12.14.2005

and in pain to give

What's hard for everyone at Christmas time is balancing the theoretical notion of Dec 25 as the arrival of the Messiah on earth, of God Incarnate, with the practical and very real notion of their past experiences with Christmas, flesh themselves already. Your soul appreciates and reflects upon the meaning; your heart can break as it reflects upon your history. The season saddens me, no matter the growth I experience on the soul level. Love Him all the more, and know Him all the more, and so can appreciate all the more. But the hurts of noels past do not go quietly into the night.

On those years prior to the knowing, Christmas is what it is to all -- days off from school for the receiving of presents. But for some it's simply days off from school. And in those cases, those days off are themselves no present. Often heard my parents deride the holiday as an American concept, that Asians have no use for such customs. Growing up, one views such a perspective as stubborn clinging to old traditions, as stubbornness against the tide of assimilation. We're no longer in the jungle, one might assert to deaf ears.

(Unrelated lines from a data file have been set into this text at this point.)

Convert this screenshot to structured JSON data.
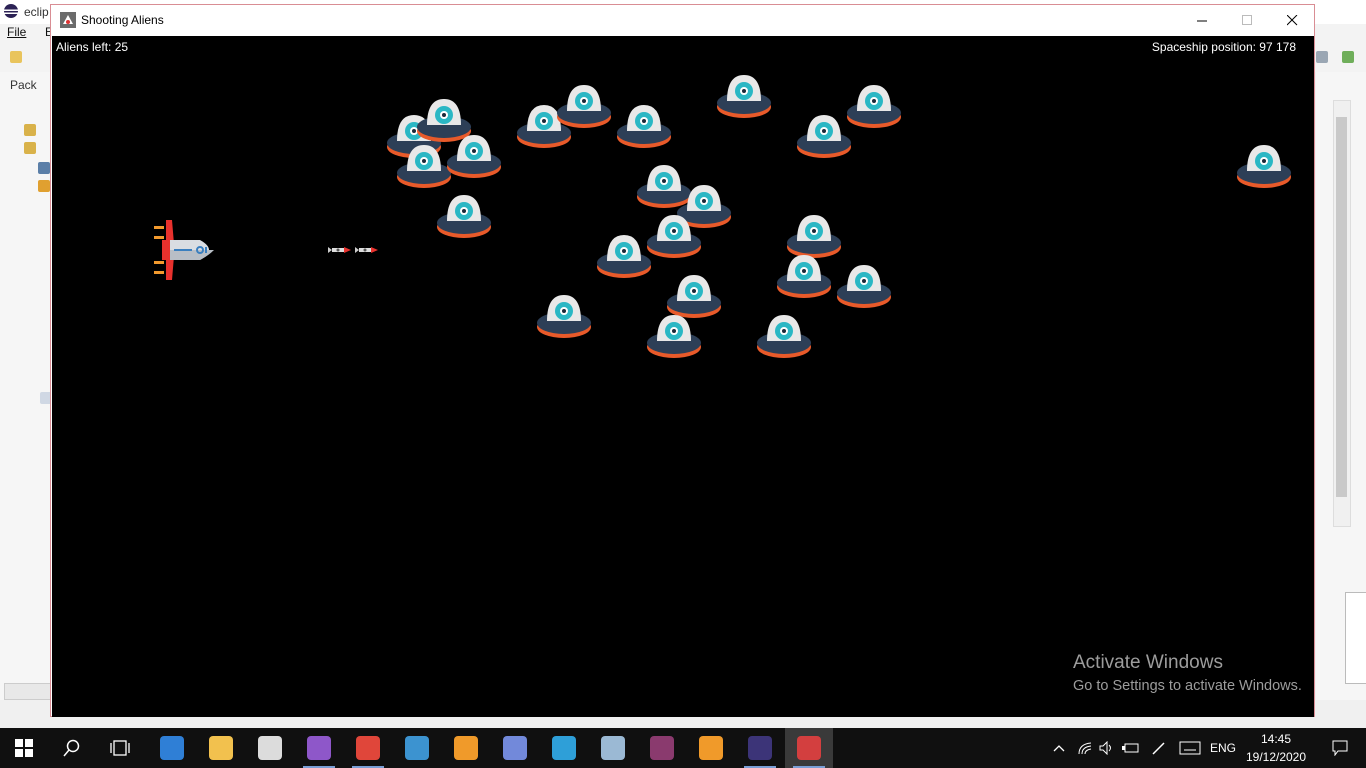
{
  "eclipse": {
    "title": "eclip",
    "menu_file": "File",
    "menu_edit": "E",
    "package_label": "Pack"
  },
  "window": {
    "title": "Shooting Aliens",
    "minimize": "Minimize",
    "maximize": "Maximize",
    "close": "Close"
  },
  "game": {
    "aliens_left": "Aliens left: 25",
    "ship_position": "Spaceship position: 97 178"
  },
  "watermark": {
    "title": "Activate Windows",
    "subtitle": "Go to Settings to activate Windows."
  },
  "taskbar": {
    "apps": [
      "edge-icon",
      "file-explorer-icon",
      "store-icon",
      "app-purple-icon",
      "chrome-icon",
      "app-globe-icon",
      "media-player-icon",
      "app-discord-icon",
      "eclipse-e-icon",
      "photo-icon",
      "winrar-icon",
      "sublime-icon",
      "eclipse-icon",
      "java-app-icon"
    ],
    "language": "ENG",
    "time": "14:45",
    "date": "19/12/2020"
  },
  "colors": {
    "canvas": "#000000",
    "alien_dome": "#e8e8e8",
    "alien_eye": "#2ab7c4",
    "alien_body": "#2d3f57",
    "alien_rim": "#e85a2a",
    "ship_red": "#e8312d",
    "taskbar": "#101010"
  }
}
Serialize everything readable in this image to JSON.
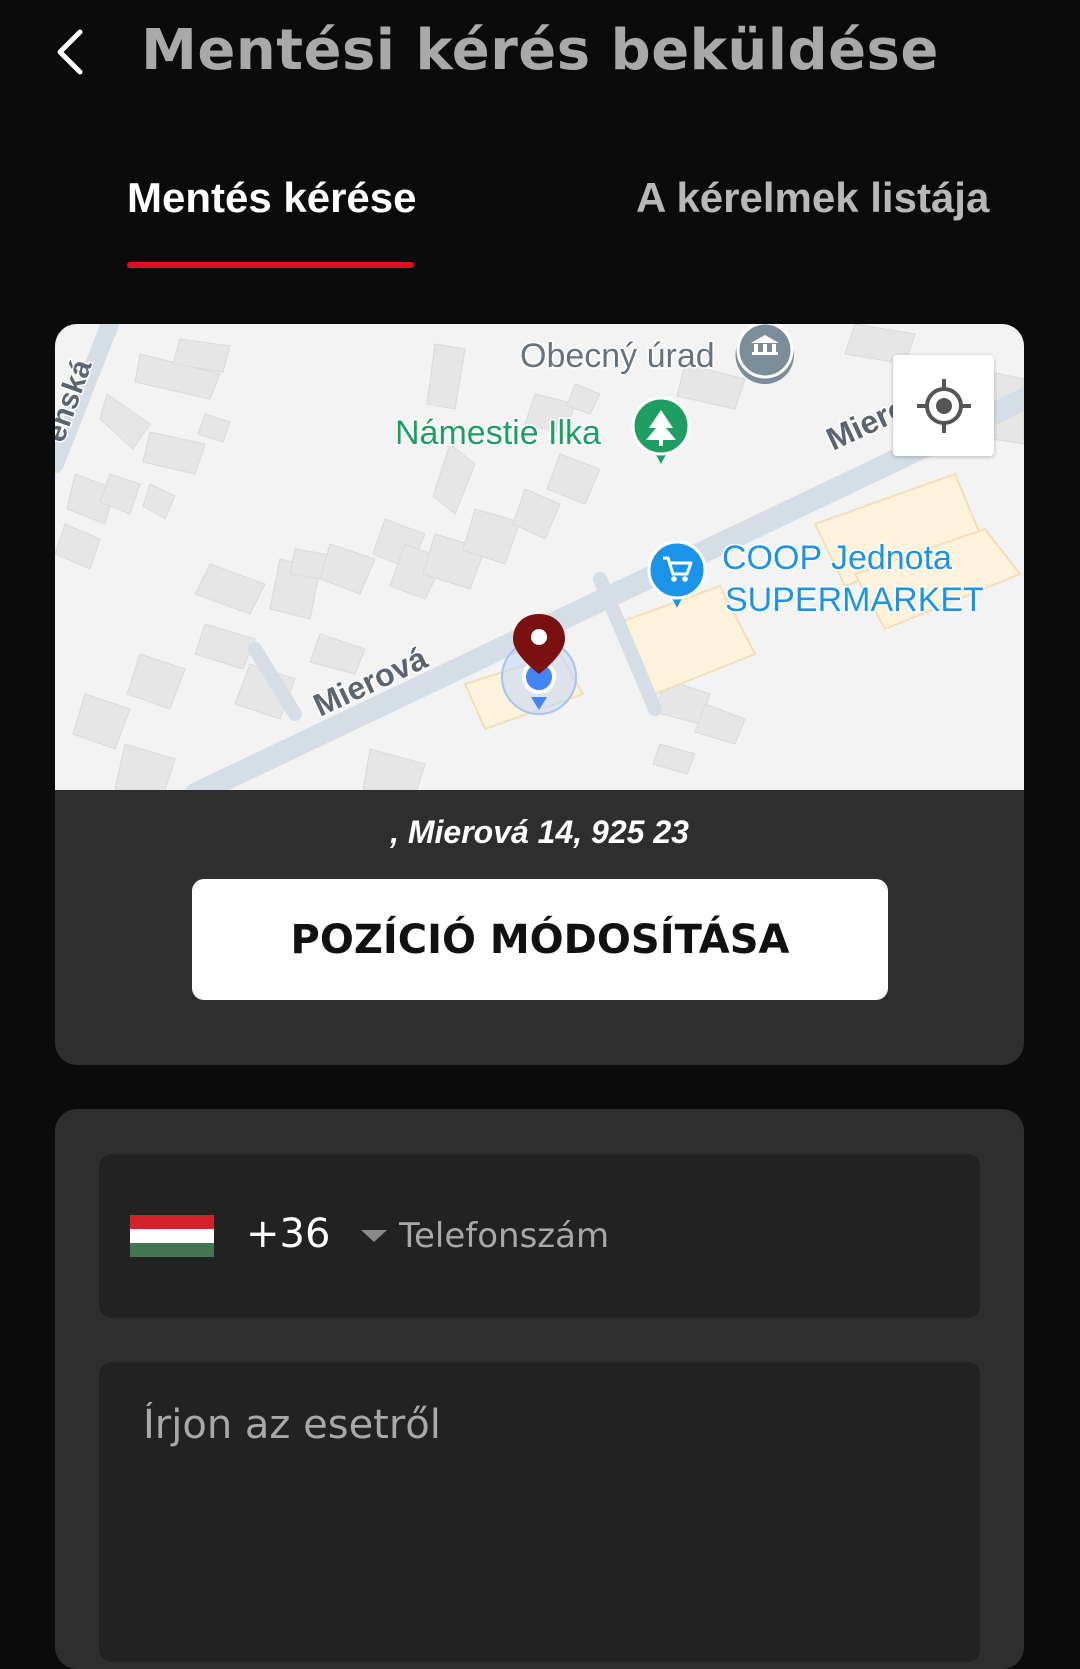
{
  "header": {
    "title": "Mentési kérés beküldése",
    "back_icon": "chevron-left-icon"
  },
  "tabs": [
    {
      "label": "Mentés kérése",
      "active": true
    },
    {
      "label": "A kérelmek listája",
      "active": false
    }
  ],
  "map": {
    "street_labels": [
      "Mierová",
      "Mierová",
      "enská"
    ],
    "poi": [
      {
        "name": "Obecný úrad",
        "icon": "government-building-icon",
        "color": "#7b8d99"
      },
      {
        "name": "Námestie Ilka",
        "icon": "tree-icon",
        "color": "#1e9e62"
      },
      {
        "name_lines": [
          "COOP Jednota",
          "SUPERMARKET"
        ],
        "icon": "shopping-cart-icon",
        "color": "#1a94e9"
      }
    ],
    "locate_icon": "crosshair-icon"
  },
  "location": {
    "address": ", Mierová 14, 925 23",
    "change_button_label": "POZÍCIÓ MÓDOSÍTÁSA"
  },
  "form": {
    "country_flag": "hungary-flag-icon",
    "dial_code": "+36",
    "phone_placeholder": "Telefonszám",
    "description_placeholder": "Írjon az esetről"
  },
  "colors": {
    "background": "#0b0b0b",
    "card": "#2e2e2e",
    "field": "#222222",
    "accent_red": "#e0111a",
    "pin": "#7a1010",
    "user_location": "#4285f4"
  }
}
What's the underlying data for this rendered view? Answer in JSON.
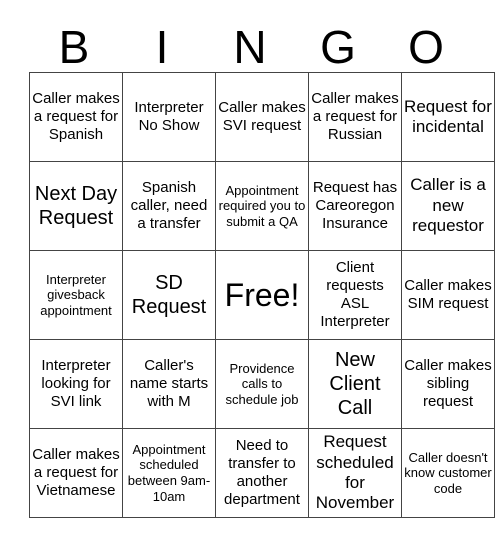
{
  "header": [
    "B",
    "I",
    "N",
    "G",
    "O"
  ],
  "rows": [
    [
      "Caller makes a request for Spanish",
      "Interpreter No Show",
      "Caller makes SVI request",
      "Caller makes a request for Russian",
      "Request for incidental"
    ],
    [
      "Next Day Request",
      "Spanish caller, need a transfer",
      "Appointment required you to submit a QA",
      "Request has Careoregon Insurance",
      "Caller is a new requestor"
    ],
    [
      "Interpreter givesback appointment",
      "SD Request",
      "Free!",
      "Client requests ASL Interpreter",
      "Caller makes SIM request"
    ],
    [
      "Interpreter looking for SVI link",
      "Caller's name starts with M",
      "Providence calls to schedule job",
      "New Client Call",
      "Caller makes sibling request"
    ],
    [
      "Caller makes a request for Vietnamese",
      "Appointment scheduled between 9am-10am",
      "Need to transfer to another department",
      "Request scheduled for November",
      "Caller doesn't know customer code"
    ]
  ]
}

I appreciate it now for what it probably is -- a better reason than "because we can't". No parent lacks the longing to shower gifts upon those they love. No parent lacks the longing to be extravagant. But pride restrains the truth in ways that make the truth more palatable. That palatable truth even moreso for themselves. Far better to forsake tradition on the grounds of principle than on the grounds of an inability to provide. Our hurt in not receiving was probably twice as painful in not giving.